CHERI is a welcome development in producing safer systems, but it is packaging ideas that have been around for 50+ years, long overdue of course, but finally hardware costs have commoditised such that these ideas can be baked into mass produced hardware.
It's too bad that 286 style 16bit protected mode (and the iAPX 432 before it) was so shit on at the time. We had the potential to have these concepts be ubiquitous, but collectively dismissed the protection mechanisms as intrinsically too slow.
It feels like from the outside that there was a decent sized faction at Intel in the 80s to give us a hardware object capability system, but they ended up losing the political battle, and by the time of AMD designing long mode, the last remnants were swept away.
I wish the 386's 32 bit protected mode had been structured as GDT entries that had a bit to optionally point to page tables rather than just having base addresses into a global page table. It would have encouraged these techniques in commodity systems 30 years ago.
Hell, we might not even have had spectre and at least would have had better tools to address it if we had that plus rings 1 & 2 still useable. The user and kernel space would have had the ability to describe untrusted data to the MMU. It feels like we're just pretending that NetSpectre isn't a thing and somehow spectre is only an issue with untrusted code.
I'm hugely optimistic about CHERI, or similar approaches if this fails to get traction.

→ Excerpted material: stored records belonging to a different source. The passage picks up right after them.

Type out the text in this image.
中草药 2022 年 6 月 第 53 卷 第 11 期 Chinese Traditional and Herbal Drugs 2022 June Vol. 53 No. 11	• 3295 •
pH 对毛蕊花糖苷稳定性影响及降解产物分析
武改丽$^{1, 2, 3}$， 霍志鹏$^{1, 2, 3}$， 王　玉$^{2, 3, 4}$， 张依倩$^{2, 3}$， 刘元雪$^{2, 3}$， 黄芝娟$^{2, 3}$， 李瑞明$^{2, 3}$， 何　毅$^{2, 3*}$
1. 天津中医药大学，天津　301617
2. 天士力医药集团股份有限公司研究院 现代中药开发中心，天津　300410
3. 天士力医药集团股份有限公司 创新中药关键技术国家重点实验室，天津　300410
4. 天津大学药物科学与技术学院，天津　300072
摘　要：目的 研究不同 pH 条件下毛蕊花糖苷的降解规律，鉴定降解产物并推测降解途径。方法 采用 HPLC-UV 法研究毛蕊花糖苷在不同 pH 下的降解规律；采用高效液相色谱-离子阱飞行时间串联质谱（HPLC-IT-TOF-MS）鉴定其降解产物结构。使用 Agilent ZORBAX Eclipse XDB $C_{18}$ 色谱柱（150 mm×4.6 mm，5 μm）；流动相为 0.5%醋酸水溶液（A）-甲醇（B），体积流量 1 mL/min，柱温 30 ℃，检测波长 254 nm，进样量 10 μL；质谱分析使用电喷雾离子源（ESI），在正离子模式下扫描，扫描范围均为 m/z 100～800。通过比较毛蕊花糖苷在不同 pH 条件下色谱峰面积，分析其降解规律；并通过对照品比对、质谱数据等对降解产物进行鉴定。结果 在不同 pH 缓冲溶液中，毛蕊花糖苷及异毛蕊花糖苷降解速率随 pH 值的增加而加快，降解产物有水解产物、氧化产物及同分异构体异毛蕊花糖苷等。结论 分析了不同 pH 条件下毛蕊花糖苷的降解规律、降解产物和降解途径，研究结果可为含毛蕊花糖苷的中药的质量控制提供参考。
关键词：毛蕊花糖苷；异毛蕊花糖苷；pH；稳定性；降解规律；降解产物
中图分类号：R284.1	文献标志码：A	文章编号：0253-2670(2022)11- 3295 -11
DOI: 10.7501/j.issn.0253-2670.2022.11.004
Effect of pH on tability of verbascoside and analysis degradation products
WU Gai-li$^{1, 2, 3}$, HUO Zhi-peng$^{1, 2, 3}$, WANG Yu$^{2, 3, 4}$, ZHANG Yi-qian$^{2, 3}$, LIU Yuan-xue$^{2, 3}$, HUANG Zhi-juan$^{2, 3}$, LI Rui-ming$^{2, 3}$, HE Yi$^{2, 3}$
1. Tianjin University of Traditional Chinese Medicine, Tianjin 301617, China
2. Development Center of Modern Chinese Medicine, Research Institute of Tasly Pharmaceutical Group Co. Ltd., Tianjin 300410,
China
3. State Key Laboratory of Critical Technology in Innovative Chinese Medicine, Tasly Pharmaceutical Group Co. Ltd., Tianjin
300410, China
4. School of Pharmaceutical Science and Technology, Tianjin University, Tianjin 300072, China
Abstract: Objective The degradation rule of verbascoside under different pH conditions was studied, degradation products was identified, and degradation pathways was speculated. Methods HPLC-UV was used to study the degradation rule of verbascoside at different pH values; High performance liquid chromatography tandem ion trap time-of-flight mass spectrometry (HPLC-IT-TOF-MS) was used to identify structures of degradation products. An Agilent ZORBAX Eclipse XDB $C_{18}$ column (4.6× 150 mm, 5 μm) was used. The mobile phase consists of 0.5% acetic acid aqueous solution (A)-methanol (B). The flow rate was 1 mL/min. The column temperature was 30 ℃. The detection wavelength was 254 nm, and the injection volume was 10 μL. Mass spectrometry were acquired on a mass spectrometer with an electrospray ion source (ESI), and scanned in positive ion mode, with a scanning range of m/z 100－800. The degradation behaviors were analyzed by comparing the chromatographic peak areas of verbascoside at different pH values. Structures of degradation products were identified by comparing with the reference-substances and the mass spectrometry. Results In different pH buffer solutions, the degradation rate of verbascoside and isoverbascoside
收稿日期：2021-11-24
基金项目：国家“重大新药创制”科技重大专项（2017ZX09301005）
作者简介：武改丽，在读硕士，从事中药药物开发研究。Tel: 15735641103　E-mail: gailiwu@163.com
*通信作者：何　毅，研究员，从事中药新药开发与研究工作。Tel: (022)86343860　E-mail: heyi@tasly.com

We get the biggest security benefits when we rule out entire classes of vulnerability and take them away from developers needing to care about them, e.g. memory safe languages. It's particularly good that CHERI works with C and C++ code at the source level.
No offense to software developers, but the incentives to push code out as quickly as possible simply doesn't align with the need for security, even if the developer understands all the potential issues.

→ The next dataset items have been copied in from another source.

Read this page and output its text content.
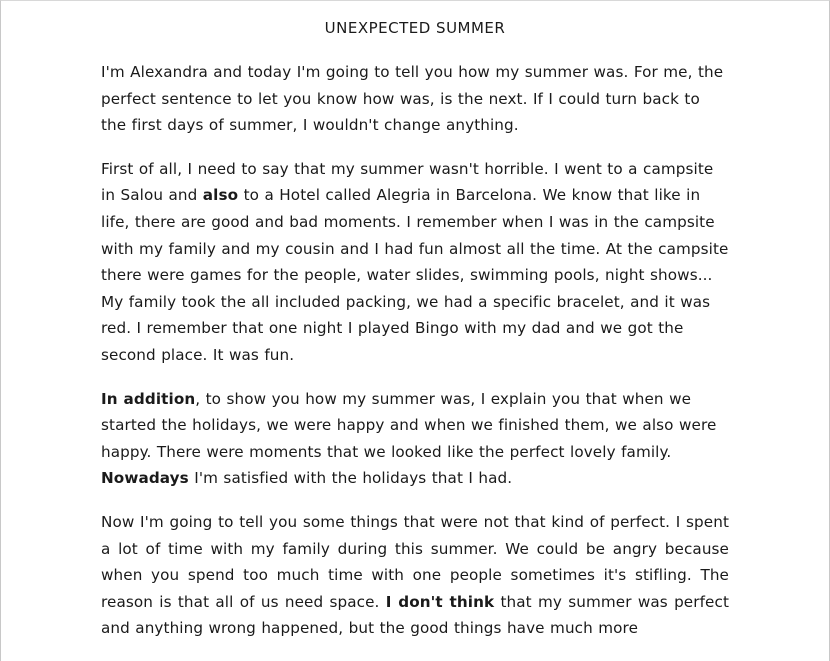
UNEXPECTED SUMMER

I'm Alexandra and today I'm going to tell you how my summer was. For me, the perfect sentence to let you know how was, is the next. If I could turn back to the first days of summer, I wouldn't change anything.

First of all, I need to say that my summer wasn't horrible. I went to a campsite in Salou and also to a Hotel called Alegria in Barcelona. We know that like in life, there are good and bad moments. I remember when I was in the campsite with my family and my cousin and I had fun almost all the time. At the campsite there were games for the people, water slides, swimming pools, night shows... My family took the all included packing, we had a specific bracelet, and it was red. I remember that one night I played Bingo with my dad and we got the second place. It was fun.

In addition, to show you how my summer was, I explain you that when we started the holidays, we were happy and when we finished them, we also were happy. There were moments that we looked like the perfect lovely family. Nowadays I'm satisfied with the holidays that I had.

Now I'm going to tell you some things that were not that kind of perfect. I spent a lot of time with my family during this summer. We could be angry because when you spend too much time with one people sometimes it's stifling. The reason is that all of us need space. I don't think that my summer was perfect and anything wrong happened, but the good things have much more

This might be hyperbolic, but I worry that this will further cement the stranglehold that Big Tech has on us, broadly speaking, as hackers. Remote attestation, hardware-backed DRM, TPMs and other Microsoft-favoured technologies exist to wrest control of a computer from a user with physical access to "the rights holder" or "the IT department".

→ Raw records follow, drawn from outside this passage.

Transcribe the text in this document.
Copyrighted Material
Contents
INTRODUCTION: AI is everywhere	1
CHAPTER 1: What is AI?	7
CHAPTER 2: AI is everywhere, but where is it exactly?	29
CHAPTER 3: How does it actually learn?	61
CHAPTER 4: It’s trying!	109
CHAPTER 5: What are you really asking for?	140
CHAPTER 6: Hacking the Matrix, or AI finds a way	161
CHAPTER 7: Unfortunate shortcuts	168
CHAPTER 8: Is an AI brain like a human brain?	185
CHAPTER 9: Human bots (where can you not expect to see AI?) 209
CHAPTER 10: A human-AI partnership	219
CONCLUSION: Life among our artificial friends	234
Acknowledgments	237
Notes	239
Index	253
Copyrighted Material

Say what you want about memory vulnerabilities (they're a bad thing!), I secretly like the fact that everything has an implementation bug for a determined enough attacker. It means that if you own a device and have unrestricted physical access to it -- something that only really happens if you own a device -- then you're likely able to bend its software to your will. That's what hacking is about, after all!
I worry that this architecture will end up in HDCPv3 chips, or as an embedded SOC (or chiplet) in the next x86 processors, constantly checking that everything is okay. People say that this idea leading to hating behind trusted computing is paranoid, but as every rooted Android user knows, it's not.
You are obviously correct that taking away the ability to exploit code will impact "good" hacks as well as "bad" ones.
However, I'd rather be able to install an OS I want without needing to hack the software in the first place. We need a "right to modify" alongside other issues like "right to repair".
I wonder if this mechanism could also be used for bounds checking when accessing dynamically sized collections. That would be a boon for C/C++ as well as safe languages.
But I guess it can not because while the underlying allocation may have space for 100 objects, the high-level container might only have initialized the first 10 objects for example.
Wow.
> When malloc or operator new returns a new object, it will subdivide one of these capabilities and provide a pointer that gives access to precisely one object. No mechanism in the system can turn that into a pointer to another object.
Impressive. This is a game-changer, will eliminate a whole class of side -channel attacks.